2/ Critique de l’argument de l’auteur :

  1. Faire le lien avec la sous-partie précédente, indiquant qu’on va discuter le point de vue de l’auteur.

  2. A quelle thèse s’oppose éventuellement l’auteur (souvent les textes philosophiques visent un adversaire idéologique) ?

  3. Quelle objection peut-on faire à l’argument de l’auteur ? Il s’agit de montrer que l’argument de l’auteur « ne va pas de soi ».

  4. Que penser de la justification de l’auteur ? « Tient-elle la route » ?

  5. Défendre l’argument de l’auteur malgré ses failles (principe de « charité herméneutique : toujours montrer que l’argument est rationnel)

2ème possibilité, lorsque le passage comporte deux idées distinctes :

1/ 1ère idée de l’auteur :

Même séquence argumentative, mais entre le 4 et le 5, on insère la critique de l’idée de l’auteur.

2/ 2ème idée de l’auteur :

Même séquence argumentative. Il faut absolument souligner le lien entre la première sous-partie et la seconde sous-partie.



Passage expliqué :

« Qu’est-ce que l’artiste ? C’est un homme qui voit mieux que les autres car il regarde la réalité nue et sans voile. »

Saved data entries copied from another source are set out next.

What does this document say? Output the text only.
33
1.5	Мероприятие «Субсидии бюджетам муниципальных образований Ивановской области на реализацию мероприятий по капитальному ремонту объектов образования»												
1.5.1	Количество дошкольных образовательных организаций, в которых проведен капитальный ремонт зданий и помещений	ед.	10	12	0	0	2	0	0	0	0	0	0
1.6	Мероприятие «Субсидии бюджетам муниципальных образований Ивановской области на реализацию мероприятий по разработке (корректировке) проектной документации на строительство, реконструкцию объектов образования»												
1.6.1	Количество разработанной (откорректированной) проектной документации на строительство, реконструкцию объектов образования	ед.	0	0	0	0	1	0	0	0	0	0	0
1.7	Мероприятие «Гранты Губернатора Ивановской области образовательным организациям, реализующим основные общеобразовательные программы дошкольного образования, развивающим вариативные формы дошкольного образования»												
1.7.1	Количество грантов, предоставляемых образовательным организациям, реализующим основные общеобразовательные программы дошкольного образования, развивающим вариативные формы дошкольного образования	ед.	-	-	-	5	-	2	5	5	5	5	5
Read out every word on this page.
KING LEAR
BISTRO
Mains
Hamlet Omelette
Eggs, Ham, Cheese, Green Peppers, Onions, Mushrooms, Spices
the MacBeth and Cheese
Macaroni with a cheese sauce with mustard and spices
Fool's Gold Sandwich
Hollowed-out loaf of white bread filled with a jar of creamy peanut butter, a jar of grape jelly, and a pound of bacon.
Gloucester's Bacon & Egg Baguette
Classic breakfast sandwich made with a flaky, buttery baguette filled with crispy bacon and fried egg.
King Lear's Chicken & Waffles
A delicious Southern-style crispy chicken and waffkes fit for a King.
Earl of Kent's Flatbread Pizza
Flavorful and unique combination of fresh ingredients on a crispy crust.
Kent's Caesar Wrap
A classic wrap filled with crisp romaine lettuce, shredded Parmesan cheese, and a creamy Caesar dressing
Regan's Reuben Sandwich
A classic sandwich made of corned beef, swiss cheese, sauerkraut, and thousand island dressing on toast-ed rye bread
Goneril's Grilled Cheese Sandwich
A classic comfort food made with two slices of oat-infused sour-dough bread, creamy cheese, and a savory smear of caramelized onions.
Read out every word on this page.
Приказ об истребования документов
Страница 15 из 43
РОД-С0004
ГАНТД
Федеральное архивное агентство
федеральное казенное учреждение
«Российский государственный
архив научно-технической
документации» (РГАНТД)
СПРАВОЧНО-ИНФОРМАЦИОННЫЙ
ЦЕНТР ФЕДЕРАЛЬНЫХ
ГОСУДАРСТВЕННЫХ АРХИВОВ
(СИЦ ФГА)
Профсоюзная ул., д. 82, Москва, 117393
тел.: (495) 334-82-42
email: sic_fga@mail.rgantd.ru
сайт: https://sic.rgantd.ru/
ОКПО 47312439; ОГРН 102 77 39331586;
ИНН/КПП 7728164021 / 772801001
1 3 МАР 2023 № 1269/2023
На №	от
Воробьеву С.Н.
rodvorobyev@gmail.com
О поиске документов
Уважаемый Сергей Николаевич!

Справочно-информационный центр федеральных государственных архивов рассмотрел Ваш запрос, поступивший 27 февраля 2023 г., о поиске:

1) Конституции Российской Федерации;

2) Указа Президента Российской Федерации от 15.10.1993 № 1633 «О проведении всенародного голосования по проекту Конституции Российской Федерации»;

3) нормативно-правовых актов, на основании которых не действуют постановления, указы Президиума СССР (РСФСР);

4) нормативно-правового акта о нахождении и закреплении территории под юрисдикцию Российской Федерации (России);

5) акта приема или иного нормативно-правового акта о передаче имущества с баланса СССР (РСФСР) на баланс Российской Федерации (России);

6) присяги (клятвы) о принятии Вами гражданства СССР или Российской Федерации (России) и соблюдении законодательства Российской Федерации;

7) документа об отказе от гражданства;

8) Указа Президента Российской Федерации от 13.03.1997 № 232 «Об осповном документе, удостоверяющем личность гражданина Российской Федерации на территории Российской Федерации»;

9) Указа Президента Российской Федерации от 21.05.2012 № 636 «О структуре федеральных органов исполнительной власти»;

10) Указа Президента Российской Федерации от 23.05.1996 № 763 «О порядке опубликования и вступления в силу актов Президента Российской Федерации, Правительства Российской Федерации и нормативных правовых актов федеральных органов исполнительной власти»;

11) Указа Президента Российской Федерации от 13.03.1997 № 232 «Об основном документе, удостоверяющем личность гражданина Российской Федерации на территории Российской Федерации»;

Remarque : Vous voyez qu’une seule phrase peut faire l’objet d’une grande partie, du fait des difficultés qu’elle contient. Inversement, un long passage peut être expliqué rapidement.

Ici, nous choisirons de développer l’idée de l’auteur, puis dans un second temps, sa critique.
1/ L’argument – l’artiste est celui qui a un contact plus étroit avec la réalité :

NOUS SEPARONS LES DIFFERENTES ETAPES DE L’EXPLICATION (ce que dit l’auteur, comment, pourquoi…) MAIS CETTE SEPARATION EST ARTIFICIELLE. EN REALITE LES DIFFERENTS MOMENTS SONT SOUVENT SIMULTANES (notamment le comment et le pourquoi).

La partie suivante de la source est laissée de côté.